Thousands of hapless travelers were trapped Wednesday on the Long Beach Freeway, and a possibly related accident resulted in the death of one man, as police waited out a kidnapping suspect whose getaway car had stalled on the highway.
Drivers of cars and big rigs alike sat in their vehicles and stewed as the lines of traffic stretched farther than they could see.
One hour turned to another, and the stretch of freeway that carries 215,000 vehicles a day remained gridlocked as morning turned to afternoon. More than four hours later, a man in a white T-shirt wanted in the reported kidnapping of a young woman late last year emerged from a maroon Ford minivan in South Gate and gave himself up.
Just as the afternoon rush hour was getting into full swing about 4 p.m., traffic began to roll on the 710 Freeway, but it would be hours before the flow returned to normal on one of the region's key arteries.
The congestion spilled over to other freeways across southeastern Los Angeles County, particularly the Harbor, San Diego and 605, as motorists and trucks -- robbed of the main route between the ports of Los Angeles and Long Beach and points inland -- searched for alternative routes.

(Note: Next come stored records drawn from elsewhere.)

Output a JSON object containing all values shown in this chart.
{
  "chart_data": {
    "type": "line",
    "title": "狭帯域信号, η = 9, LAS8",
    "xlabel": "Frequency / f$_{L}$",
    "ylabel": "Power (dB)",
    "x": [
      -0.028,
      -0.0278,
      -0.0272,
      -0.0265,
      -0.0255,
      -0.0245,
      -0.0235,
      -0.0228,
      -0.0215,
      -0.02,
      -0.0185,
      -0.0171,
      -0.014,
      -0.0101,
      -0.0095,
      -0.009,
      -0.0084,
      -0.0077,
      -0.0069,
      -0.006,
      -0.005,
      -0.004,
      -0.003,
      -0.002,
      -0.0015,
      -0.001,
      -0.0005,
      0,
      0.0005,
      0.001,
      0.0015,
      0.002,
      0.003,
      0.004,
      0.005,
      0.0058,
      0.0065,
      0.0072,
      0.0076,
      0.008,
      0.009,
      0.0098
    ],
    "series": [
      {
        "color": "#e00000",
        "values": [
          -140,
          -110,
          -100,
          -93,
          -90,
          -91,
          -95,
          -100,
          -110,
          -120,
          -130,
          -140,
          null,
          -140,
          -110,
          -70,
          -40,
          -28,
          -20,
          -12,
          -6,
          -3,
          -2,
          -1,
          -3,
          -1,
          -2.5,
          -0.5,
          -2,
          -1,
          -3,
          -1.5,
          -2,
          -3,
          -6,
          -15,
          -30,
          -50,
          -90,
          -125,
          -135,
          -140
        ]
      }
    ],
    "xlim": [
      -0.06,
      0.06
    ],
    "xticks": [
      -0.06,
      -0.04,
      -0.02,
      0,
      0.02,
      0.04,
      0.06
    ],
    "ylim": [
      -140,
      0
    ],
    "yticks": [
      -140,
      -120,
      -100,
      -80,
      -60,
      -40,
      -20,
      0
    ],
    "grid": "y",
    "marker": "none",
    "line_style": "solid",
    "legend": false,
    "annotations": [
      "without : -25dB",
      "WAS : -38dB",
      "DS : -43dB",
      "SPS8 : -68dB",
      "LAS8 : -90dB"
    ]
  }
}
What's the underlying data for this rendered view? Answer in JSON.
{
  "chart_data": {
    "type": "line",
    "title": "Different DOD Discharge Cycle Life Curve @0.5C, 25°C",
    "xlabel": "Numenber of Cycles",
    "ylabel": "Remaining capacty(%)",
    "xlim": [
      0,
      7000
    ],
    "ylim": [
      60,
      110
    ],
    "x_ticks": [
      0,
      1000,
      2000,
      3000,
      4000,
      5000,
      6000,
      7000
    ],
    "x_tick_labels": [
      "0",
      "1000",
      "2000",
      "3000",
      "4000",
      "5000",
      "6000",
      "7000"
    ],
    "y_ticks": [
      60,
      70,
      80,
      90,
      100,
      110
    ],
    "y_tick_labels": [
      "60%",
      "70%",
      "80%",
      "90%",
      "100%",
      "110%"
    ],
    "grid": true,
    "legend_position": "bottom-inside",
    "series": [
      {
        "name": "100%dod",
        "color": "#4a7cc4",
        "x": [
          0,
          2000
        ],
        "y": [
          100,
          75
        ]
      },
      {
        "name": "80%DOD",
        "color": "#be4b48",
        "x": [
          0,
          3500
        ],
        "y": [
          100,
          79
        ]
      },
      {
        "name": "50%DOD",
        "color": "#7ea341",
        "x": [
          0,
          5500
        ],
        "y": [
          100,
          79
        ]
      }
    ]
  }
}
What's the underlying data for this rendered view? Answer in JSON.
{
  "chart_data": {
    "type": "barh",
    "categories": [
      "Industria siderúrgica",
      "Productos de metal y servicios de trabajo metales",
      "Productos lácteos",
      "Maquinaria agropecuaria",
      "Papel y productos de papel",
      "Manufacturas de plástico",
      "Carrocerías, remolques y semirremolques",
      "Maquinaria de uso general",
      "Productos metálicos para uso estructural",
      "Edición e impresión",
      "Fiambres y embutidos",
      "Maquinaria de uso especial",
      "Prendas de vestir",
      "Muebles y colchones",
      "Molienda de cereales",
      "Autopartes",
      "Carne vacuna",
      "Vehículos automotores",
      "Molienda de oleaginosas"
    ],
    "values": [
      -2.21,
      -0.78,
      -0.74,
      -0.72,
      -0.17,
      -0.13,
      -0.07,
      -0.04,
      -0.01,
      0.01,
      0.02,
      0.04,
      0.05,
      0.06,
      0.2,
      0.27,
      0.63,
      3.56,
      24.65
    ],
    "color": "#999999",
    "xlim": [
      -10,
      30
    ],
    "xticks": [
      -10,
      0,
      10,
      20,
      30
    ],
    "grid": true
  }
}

Trips that normally took 30 minutes turned into hours-long ordeals, as the California Highway Patrol closed off about seven miles of the 710 in both directions between East Los Angeles and Lynwood.
"You have the largest concentration of trucks -- probably in the world -- on a very small footprint, between the ports and the rail yards," said Patti Senecal, vice president of Transport Express, a trucking and distribution center in Rancho Dominguez struggling to cope with the gridlock. "So every freeway hiccup, we feel. Instantly."
Trucker Vincent Bayliss, 42, was hauling a load for Whole Foods Market when he got caught in a traffic jam a few blocks from the standoff.
Congestion on surface streets was so bad that he could only get out of his truck and stand, frustrated, near Firestone Boulevard and Rayo Avenue in South Gate, unable to keep his delivery schedule.
"I am a bit upset," he said. "I like to be on time."
But a nearby trucker was more philosophical as he waited out the backup.
"I am cool," said Ronnie Roush, 27, of Florence Food Delivery. "I get paid by the hour."
More than two hours after the freeway was closed, a man was killed in an accident a few miles north of the blockage as vehicles slowed suddenly for traffic, according to the Highway Patrol.